Counter Force is basically a free-cursor take on SEGA's Space Harrier. Players select one of four flying robots, each with their own power, speed, energy, and weapon readouts, and then take to the skies in classic tunnel-shooter action. The analog stick moves the robo in space (though there's a weird rubber band mechanic set up in place, so a lack of analog stick will pull the craft to the outskirts of the screen), the A button fires wherever the Wii pointer is aiming, and a smaller fixed reticule in the middle of the screen is moved via your robot's flight, essentially staying in the center 10% of the screen at all times.
There's no story for Counter Force, or at least none important enough to know. What there is, however, are a crapload of generic enemies, gigantic bosses, and a lot of blowing upping (to put it eloquently). While the extent of your offense is usually revolved around mashing the Z (missiles) and A (semi-automatic fire) together in an attempt to kill everything the instant it spawns, there's also a bit of strategy thrown into the chaos. Flicking the nunchuk left and right will cause your robo to dodge to the appropriate side, and it's actually pretty accurate at reading left vs. right movement. On top of that you've also got a kill-all bomb on the 1 button, and a multi-lock system for your missiles on the C button.

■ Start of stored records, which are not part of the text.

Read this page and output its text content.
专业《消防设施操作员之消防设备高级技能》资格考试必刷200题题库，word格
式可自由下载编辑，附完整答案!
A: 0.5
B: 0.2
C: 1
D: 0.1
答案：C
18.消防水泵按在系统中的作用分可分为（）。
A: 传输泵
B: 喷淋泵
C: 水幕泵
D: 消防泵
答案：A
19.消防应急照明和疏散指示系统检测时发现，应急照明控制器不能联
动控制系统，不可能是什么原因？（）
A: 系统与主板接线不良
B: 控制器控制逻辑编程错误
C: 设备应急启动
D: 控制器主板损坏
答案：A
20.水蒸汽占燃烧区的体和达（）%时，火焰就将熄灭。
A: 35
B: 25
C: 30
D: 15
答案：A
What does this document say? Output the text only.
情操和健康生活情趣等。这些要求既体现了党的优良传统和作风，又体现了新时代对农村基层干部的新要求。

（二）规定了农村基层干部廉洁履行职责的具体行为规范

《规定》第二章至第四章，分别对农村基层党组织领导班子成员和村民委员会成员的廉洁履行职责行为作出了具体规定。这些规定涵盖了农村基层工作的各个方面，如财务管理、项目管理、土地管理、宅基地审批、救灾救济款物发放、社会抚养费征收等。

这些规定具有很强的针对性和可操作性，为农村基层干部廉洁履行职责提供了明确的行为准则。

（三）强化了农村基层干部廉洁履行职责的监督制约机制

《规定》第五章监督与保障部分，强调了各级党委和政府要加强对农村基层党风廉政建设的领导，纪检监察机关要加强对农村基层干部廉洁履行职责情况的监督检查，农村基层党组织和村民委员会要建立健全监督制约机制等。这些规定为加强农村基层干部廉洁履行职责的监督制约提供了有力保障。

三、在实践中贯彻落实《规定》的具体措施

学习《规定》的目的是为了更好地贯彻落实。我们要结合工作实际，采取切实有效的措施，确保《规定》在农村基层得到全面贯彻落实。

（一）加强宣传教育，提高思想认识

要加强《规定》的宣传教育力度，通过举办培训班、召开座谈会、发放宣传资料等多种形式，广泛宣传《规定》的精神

With a pretty decent arcade control scheme setup, it's no wonder that Counter Force actually has some entertaining moments. The game certainly drew a crowd at our desk, if only for the reason that there's giant N64-like enemies and environments cascading all over the place, and random explosions constantly going off as we struggle to stay out of the never-ending assault. Unfortunately, Counter Force is far from a quality game, as levels and in-game objects are about as low-poly as you can get on Wii, and the mash of effects and explosions, coupled with a short draw distance for levels, makes for an extremely chaotic presentation. Icons, HUD pieces, and power-ups often cover up oncoming fire, and in the end your strategy will come down to again mashing Z and A as fast as possible, hoping to god you can see oncoming fire in time to flick the nunchuk.
Once you're finished with arcade mode, there's nothing else to do but select another fighter, and boot it up again. There's no two player, no extra content, and no reason to play Counter Force for more than a half hour or so (unless you really dig the design, in which case this may be the greatest bargain bin title of all time depending on how cheap you can find it). In the end it's still just a mish-mash of assets and random interface design too, as you'll get badly translated options, a lack of continuity in stage name capitalization or punctuation, and background screens that switch instantly from random Macross-inspired art to a gradient color fill. It's as if someone gave a really inspired team a $15,000 budget and two weeks, and just said "go nuts".